Prescriptivist’s Corner: The Subjunctive Case
The Prescriptivist’s Corner is back after a hiatus. This month, we are addressing one of the most misunderstood aspects of English grammar, the subjunctive mood. A mood is a form of a verb that affects the meaning of a sentence. English has three moods, the indicative, the imperative, and the subjunctive.
The indicative mood is the most common, used to express factual conditions, e.g., God helps us. The imperative is used for commands, e.g., Help us! And the subjunctive governs the hypothetical, wished, proposed, or demanded, e.g., God help us!
The subjunctive mood was common in English until about 1600, when it started falling out of use. It had all but disappeared when, around 1900, the subjunctive began staging a comeback. This comeback was first witnessed in American English, then in Britain and in other forms of English.
It is more often found in formal writing than in regular speech. In ordinary speech, with the exception of some idiomatic constructions, the indicative is usually used. Because of this, there is some question about the viability of the subjunctive’s resurgence. It could be a last hurrah before it fades into grammatical oblivion.
In English, with its lack of inflections, the subjunctive is chiefly seen by the dropping of the s in the third person singular present tense:
Tony wears concrete overshoes. (indicative)
Vinnie suggests that Tony wear concrete overshoes. (subjunctive)
And it is also formed by the use of be and were to replace am/is/are/was:
Vinnie’s consigliore is a fine strategist. (indicative)
Vinnie wishes his consigliore were a fine strategist. (subjunctive)
Other forms of the subjunctive include placing were or be at the head of a clause:
Were Vinnie to increase the payout, his numbers game would be more competitive with the state lottery.
In American English one also can form the subjunctive by placing not before be and following it up by a past participle:
Vinnie knew that Tony was a rat when he insisted that he not be followed to the meet.
The subjunctive is used in the following situations:
Counterfactual conditions. One uses the subjunctive when describing a condition that does not actually exist.
If it weren’t for an infusion of cash from his Vegas operation, Vinnie would have had trouble making his monthly payment to the Godfather.
Wishes. One uses the subjunctive to describe something one hopes to happen.
Vinnie wished that Tony the Rat leave the family feet first.

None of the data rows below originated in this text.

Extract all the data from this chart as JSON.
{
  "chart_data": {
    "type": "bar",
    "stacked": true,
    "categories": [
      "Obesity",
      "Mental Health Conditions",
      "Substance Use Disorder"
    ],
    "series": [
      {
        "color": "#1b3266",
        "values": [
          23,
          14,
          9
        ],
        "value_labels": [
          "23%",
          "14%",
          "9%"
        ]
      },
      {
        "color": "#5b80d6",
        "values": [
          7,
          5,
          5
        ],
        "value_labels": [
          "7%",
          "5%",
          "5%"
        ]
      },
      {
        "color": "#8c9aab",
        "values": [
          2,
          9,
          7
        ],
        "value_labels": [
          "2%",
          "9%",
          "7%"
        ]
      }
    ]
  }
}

Demands and suggestions. One uses the subjunctive when describing requests, demands, and suggestions.
Vinnie insisted that the watches be real Rolexes and not knock-offs.
Statements of necessity. One uses the subjunctive to describe actions mandated by a particular situation.
The party going on next door made it necessary that Vinnie use the silencer.
Idiomatic expressions. Certain fossilized expressions are in the subjunctive:
- be that as it may
- so be it
- come what may
- far be it from me to
- so help me
- perish the thought
- powers that be
- serve you right
- suffice it to say
- woe betide
- as it were
Sometimes people use the subjunctive when there is no counterfactual or hypothetical condition:
Vinnie asked Tony if he were apprehensive about the meeting.
This is an example of hypercorrection and the indicative should be used instead:
Vinnie asked Tony if he was apprehensive about the meeting.
The concept of the subjunctive is not difficult to grasp and the grammatical forms are fairly simple. Using the subjunctive properly in formal contexts will lend a credibility and gravitas to your writing. But you may want to avoid it in ordinary speech as it can label you as a pedant.